Masks and indoor dining bans don’t stop Covid
Masks and bans on indoor dining do little to stop the spread of COVID-19, according to a new report by the U.S. Centers for Disease Control and Infection.
According to the CDC report, published March 12 in the agency’s Morbidity and Mortality Weekly Report, while mask mandates and indoor restaurant bans did decrease daily cases of COVID-19 and deaths, the results were a correlation and a tiny one at that.
Mask mandates reduced case growth between zero and 1.8 percent, and COVID death rates by .7 and 1.9 percent, with an increase in deaths 21-40 days after the mandate went into effect. Indoor dining bans decreased case growth between .1 and .4 percent with an increase in cases in four time periods the bans were implemented. Restaurant bans were associated with a slight growth in COVID mortality.

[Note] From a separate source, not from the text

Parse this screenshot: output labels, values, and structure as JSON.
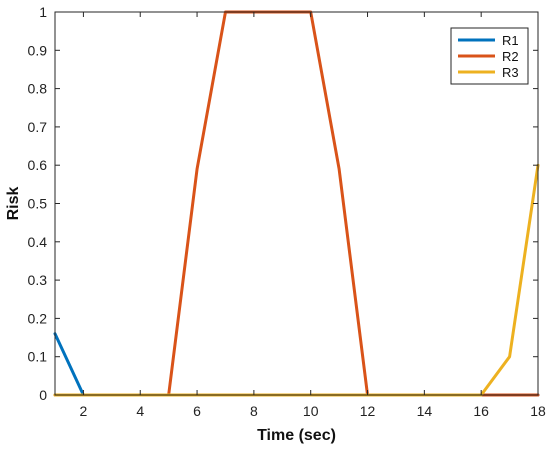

The CDC’s findings on masks are in line with a Danish study published in November and a study on quarantined Marine recruits published in the New England Journal of Medicine in December. Both studies found limited evidence that mask-wearing was effective in stopping the spread of SARS-CoV-2. On September 11, CDC reported in a group of 314 with and without COVID-19, there was no significant difference in vigilant mask use.
The mask guidance for vaccinated individuals is curious, says Marilyn Singleton, M.D., J.D., a former president of the American Association of Physicians and Surgeons who has written widely on masks. “The vaccine guidance says that vaccinated folks while visiting with other fully vaccinated [people] can take off their masks and get close to one another in their own home as if most people were not already doing that,” said Singleton. “They can also go mask-less with unvaccinated low-risk individuals. Fully vaccinated folks are still told to wear masks outside the home. We are told to accept this unscientific recommendation as ‘the new normal’ as if that makes it reasonable or rational.”